I had no memory of this aspect of the story. It’s a tried and true formula: the child protagonists solve the mystery and capture the bad guys when the police fail to do so. It is, apparently, also a feature of the first book, The Touch-and-Go Year (they prevent a burglary). It certainly provides for an exciting ending, and our child heroes are able to prove their growing independence and nerve. The outcome of the criminal plot also has an effect on the decisions Jocelyn will have to make about piano lessons (there was a reward for the stolen art, after all).

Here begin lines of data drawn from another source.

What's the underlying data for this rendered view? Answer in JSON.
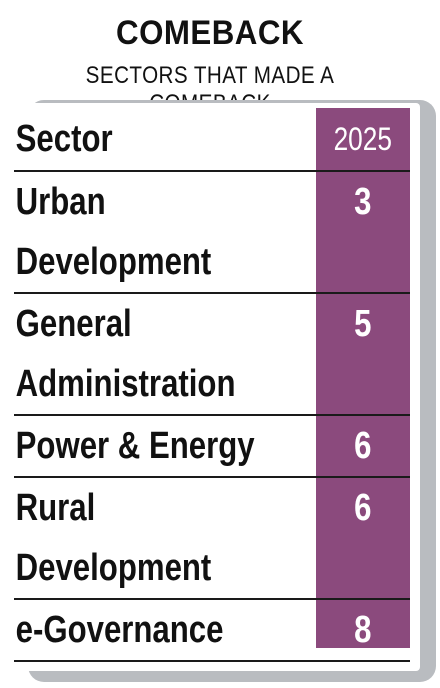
{
  "header": {
    "title": "COMEBACK",
    "subtitle": "SECTORS THAT MADE A COMEBACK"
  },
  "table": {
    "columns": [
      "Sector",
      "2025"
    ],
    "rows": [
      {
        "sector_lines": [
          "Urban",
          "Development"
        ],
        "value": "3"
      },
      {
        "sector_lines": [
          "General",
          "Administration"
        ],
        "value": "5"
      },
      {
        "sector_lines": [
          "Power & Energy"
        ],
        "value": "6"
      },
      {
        "sector_lines": [
          "Rural",
          "Development"
        ],
        "value": "6"
      },
      {
        "sector_lines": [
          "e-Governance"
        ],
        "value": "8"
      }
    ]
  },
  "colors": {
    "accent": "#8b4a7d",
    "shadow": "#b9bcc0",
    "text": "#111111",
    "rule": "#1a1a1a"
  }
}
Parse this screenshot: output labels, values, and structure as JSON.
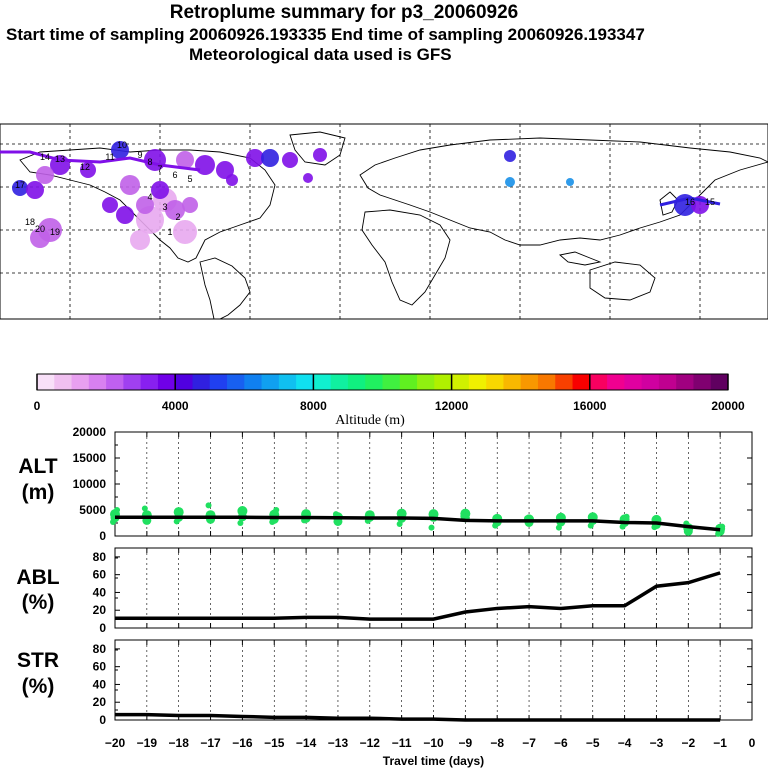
{
  "header": {
    "title": "Retroplume summary for p3_20060926",
    "sampling": "Start time of sampling 20060926.193335     End time of sampling 20060926.193347",
    "met": "Meteorological data used is GFS"
  },
  "colorbar": {
    "labels": [
      "0",
      "4000",
      "8000",
      "12000",
      "16000",
      "20000"
    ],
    "title": "Altitude (m)",
    "colors": [
      "#f8e0f8",
      "#f0c0f0",
      "#e8a0f0",
      "#d880f0",
      "#c060f0",
      "#a040f0",
      "#8820f0",
      "#7000e8",
      "#5000e0",
      "#3020e0",
      "#2040f0",
      "#1860f0",
      "#1080f0",
      "#10a0f0",
      "#10c0f0",
      "#10e0f0",
      "#10f0d0",
      "#10f0a0",
      "#10f080",
      "#20f060",
      "#40f040",
      "#60f020",
      "#90f010",
      "#b0f000",
      "#d0f000",
      "#f0f000",
      "#f8d800",
      "#f8b800",
      "#f89800",
      "#f87800",
      "#f84000",
      "#f80000",
      "#f80060",
      "#f00090",
      "#e000a0",
      "#d000a0",
      "#c00090",
      "#a00080",
      "#800070",
      "#600060"
    ]
  },
  "chart_data": [
    {
      "type": "scatter",
      "panel": "ALT",
      "ylabel": "ALT\n(m)",
      "ylim": [
        0,
        20000
      ],
      "yticks": [
        "20000",
        "15000",
        "10000",
        "5000",
        "0"
      ],
      "x": [
        -20,
        -19,
        -18,
        -17,
        -16,
        -15,
        -14,
        -13,
        -12,
        -11,
        -10,
        -9,
        -8,
        -7,
        -6,
        -5,
        -4,
        -3,
        -2,
        -1
      ],
      "mean_line": [
        3600,
        3600,
        3600,
        3600,
        3600,
        3550,
        3550,
        3500,
        3450,
        3450,
        3400,
        3000,
        2900,
        2900,
        2900,
        2900,
        2600,
        2500,
        1800,
        1200
      ],
      "points": [
        {
          "x": -20,
          "y": [
            4200,
            3500,
            2700,
            5000
          ]
        },
        {
          "x": -19,
          "y": [
            4000,
            3000,
            5300,
            3700
          ]
        },
        {
          "x": -18,
          "y": [
            4600,
            3600,
            2800
          ]
        },
        {
          "x": -17,
          "y": [
            4000,
            3200,
            5900,
            3600
          ]
        },
        {
          "x": -16,
          "y": [
            4800,
            3700,
            2500
          ]
        },
        {
          "x": -15,
          "y": [
            4100,
            3200,
            2700,
            5000
          ]
        },
        {
          "x": -14,
          "y": [
            4200,
            3400,
            3000
          ]
        },
        {
          "x": -13,
          "y": [
            3600,
            2800,
            4200
          ]
        },
        {
          "x": -12,
          "y": [
            4000,
            3600,
            2900
          ]
        },
        {
          "x": -11,
          "y": [
            4300,
            3400,
            2300
          ]
        },
        {
          "x": -10,
          "y": [
            4200,
            3600,
            1600
          ]
        },
        {
          "x": -9,
          "y": [
            4300,
            3500,
            3800
          ]
        },
        {
          "x": -8,
          "y": [
            3300,
            2700,
            2000
          ]
        },
        {
          "x": -7,
          "y": [
            3200,
            2600,
            3400
          ]
        },
        {
          "x": -6,
          "y": [
            3500,
            2700,
            1600
          ]
        },
        {
          "x": -5,
          "y": [
            3600,
            3000,
            2000
          ]
        },
        {
          "x": -4,
          "y": [
            3200,
            2600,
            1800,
            3700
          ]
        },
        {
          "x": -3,
          "y": [
            3100,
            2200,
            1700
          ]
        },
        {
          "x": -2,
          "y": [
            1500,
            900,
            2400
          ]
        },
        {
          "x": -1,
          "y": [
            1400,
            900,
            400,
            1800
          ]
        }
      ]
    },
    {
      "type": "line",
      "panel": "ABL",
      "ylabel": "ABL\n(%)",
      "ylim": [
        0,
        90
      ],
      "yticks": [
        "80",
        "60",
        "40",
        "20",
        "0"
      ],
      "x": [
        -20,
        -19,
        -18,
        -17,
        -16,
        -15,
        -14,
        -13,
        -12,
        -11,
        -10,
        -9,
        -8,
        -7,
        -6,
        -5,
        -4,
        -3,
        -2,
        -1
      ],
      "values": [
        11,
        11,
        11,
        11,
        11,
        11,
        12,
        12,
        10,
        10,
        10,
        18,
        22,
        24,
        22,
        25,
        25,
        47,
        51,
        62
      ]
    },
    {
      "type": "line",
      "panel": "STR",
      "ylabel": "STR\n(%)",
      "ylim": [
        0,
        90
      ],
      "yticks": [
        "80",
        "60",
        "40",
        "20",
        "0"
      ],
      "x": [
        -20,
        -19,
        -18,
        -17,
        -16,
        -15,
        -14,
        -13,
        -12,
        -11,
        -10,
        -9,
        -8,
        -7,
        -6,
        -5,
        -4,
        -3,
        -2,
        -1
      ],
      "values": [
        6,
        6,
        5,
        5,
        4,
        3,
        3,
        2,
        2,
        1,
        1,
        0,
        0,
        0,
        0,
        0,
        0,
        0,
        0,
        0
      ],
      "xlabel": "Travel time (days)",
      "xticks": [
        "−20",
        "−19",
        "−18",
        "−17",
        "−16",
        "−15",
        "−14",
        "−13",
        "−12",
        "−11",
        "−10",
        "−9",
        "−8",
        "−7",
        "−6",
        "−5",
        "−4",
        "−3",
        "−2",
        "−1",
        "0"
      ],
      "xlim": [
        -20,
        0
      ]
    }
  ],
  "map": {
    "labels": [
      "14",
      "13",
      "12",
      "11",
      "10",
      "9",
      "8",
      "7",
      "6",
      "5",
      "4",
      "3",
      "2",
      "1",
      "20",
      "19",
      "18",
      "17",
      "16",
      "15"
    ],
    "colors": {
      "light": "#e8a8f0",
      "mid": "#c060e8",
      "purple": "#8010e8",
      "blue": "#3020e0",
      "sky": "#1890e8",
      "line": "#000000"
    }
  }
}
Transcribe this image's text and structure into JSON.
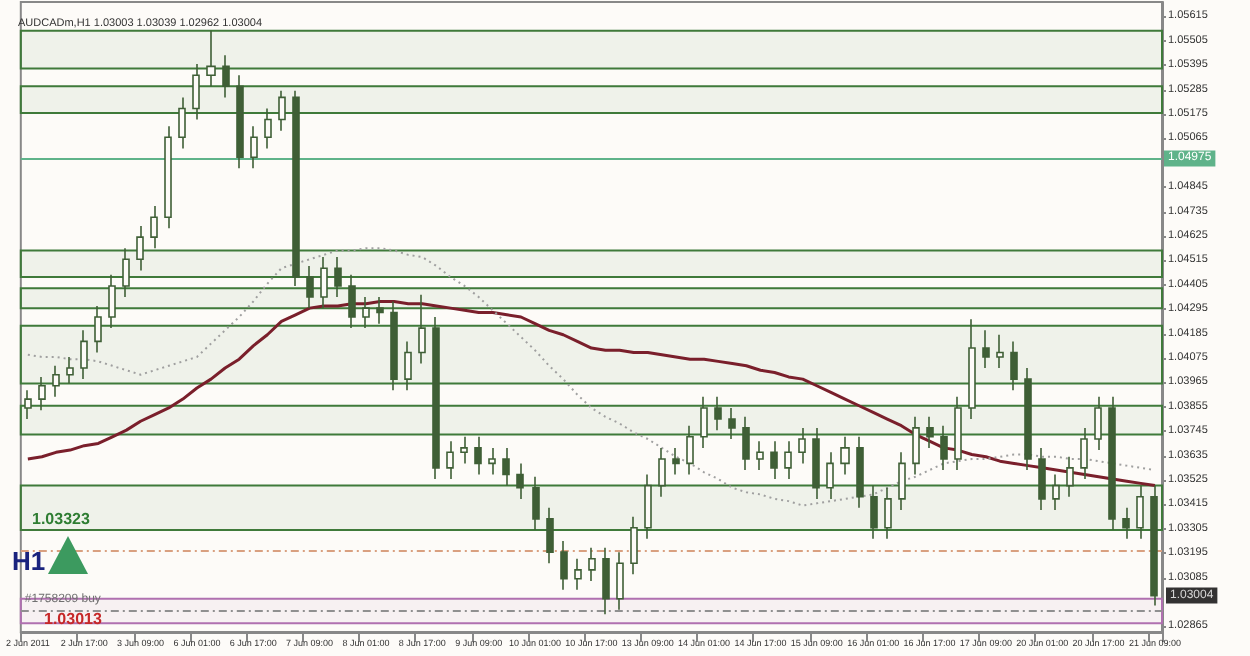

As I read, I was surprised that the garden did not loom as large in the plot as it did in my memory. It’s there at the end, like a desire fulfilled, while the garden is mostly a problem and a slowly emerging interest for Jocelyn before that.

Even so, I could see why this book appealed to me so much as I reread it, even though aspects of the plot I’d forgotten filled up space that was occupied by my memory, even though the book slipped into some fairly clichéd criminal action, and what I wanted most to hear – that everything would be okay and that time would heal – was never specifically said. But it was there in the blowing of the French horn and the growing of that ordinary vegetable garden. There are implicit messages children take from books, too: that being occupied, having a project, learning new things and being stimulated by new people, can heal too. I think this is a skilfully executed story that manages to convey these insights, even to a child, without ever clumsily saying them.

Another thing, too, is the book’s depiction of childhood, which is so different to the childhood of children now. The children in this book learn musical instruments, read, make a garden, sell their wares at the local market, explore, play tennis and hang out with friends. Many modern books tend to reflect the known world that children experience back at them. If you would like your child to experience a novel from a world before personal computers, this might also be an appealing aspect.

If you’re interested in this book, you are unlikely to find it in any bookstore. The copy I bought was published in 1970 and it originally came from a Middle School library in Massachusetts. You will have to buy it online if you’re interested, or find an old copy in a library. Luckily, the copies I’ve seen available online are not expensive.

I really enjoyed reading this again. It still appeals to the child in me.